It’s that time of year when we head to pool parties, take the kids for a swim, jump in a fountain and hit the water parks. While recreational waters offer the perfect way to cool down during hot summer months, they’re also a source of serious germs. Unfortunately, chlorine doesn’t kill all germs immediately—some bacteria can live in chlorinated water for up to 10 days. This means germs can spread in even the best-maintained waters, leaving you and the kiddies at risk for scary Recreational Water Illnesses (RWIs).
RWIs are caused by swallowing, swimming or having contact with water contaminated with bacteria. They can lead to serious ear, eye, respiratory, skin or intestinal infections, including Cryptosporidiosis, which is caused by the Cryptosporidium parasite “Crypto”). Common RWI symptoms include stomach cramps, diarrhea, vomiting and fever.
Most people don’t consider hygiene when they jump in a pool or other recreational water. Few shower prior to taking a swim and may be coming from a sweaty workout, doing yardwork, working construction—just imagine the possibilities.
Read on to learn how to prevent RWIs.
Don’t Swallow Water We Swim In
When you go for a swim, it’s easy to accidentally swallow water—even more so for children. Focus on limiting those accidental gulps and remind children to avoid swallowing at all costs. Teach children early on to plug their noses when going under water.

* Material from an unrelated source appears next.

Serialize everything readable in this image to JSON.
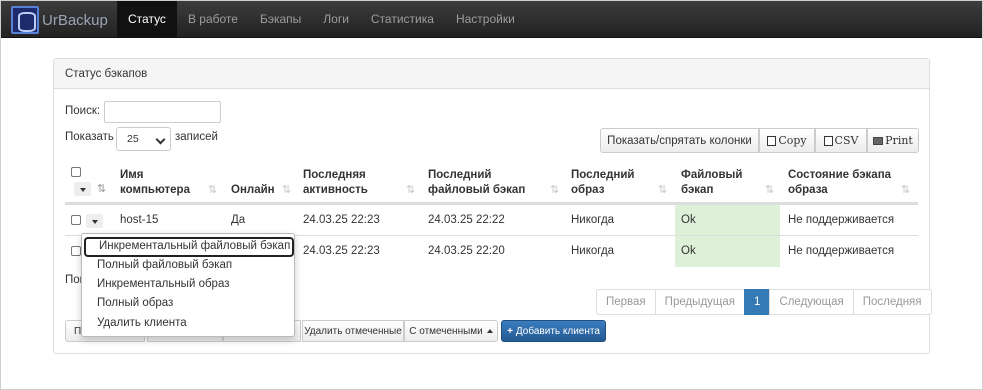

Shower Before and After Swimming
One of the best ways to protect against RWIs is to shower before and immediately after going in any recreational water. This stops you from bringing germs into the water and helps remove any you pick up. Use soap and rinse for at least one full minute.
Wash Hands Thoroughly
Thoroughly wash your hands with soap and water for a minimum of 20 seconds after any recreational water activity.
Spray Down Your Gear
Spray down flip flops, swimming gear and snorkels with an athletic gear and fitness center antibacterial spray like Clear Gear. Do this as soon as you’ve showered to avoid contamination and kill bacteria.
Avoid Recreational Water After a Stomach Bug
Make sure you and your children avoid swimming for at least two weeks after experiencing diarrhea. Fecal matter can easily get into the water easily after recent stomach issues.
Use Swim Diapers
If you have a child still in diapers, put them in a swim diaper before hitting recreational waters. Check diapers every hour and don’t change them on a pool deck; do it inside a restroom.
Do Your Own Test
The CDC recommends testing chlorine and pH levels yourself with portable test strips.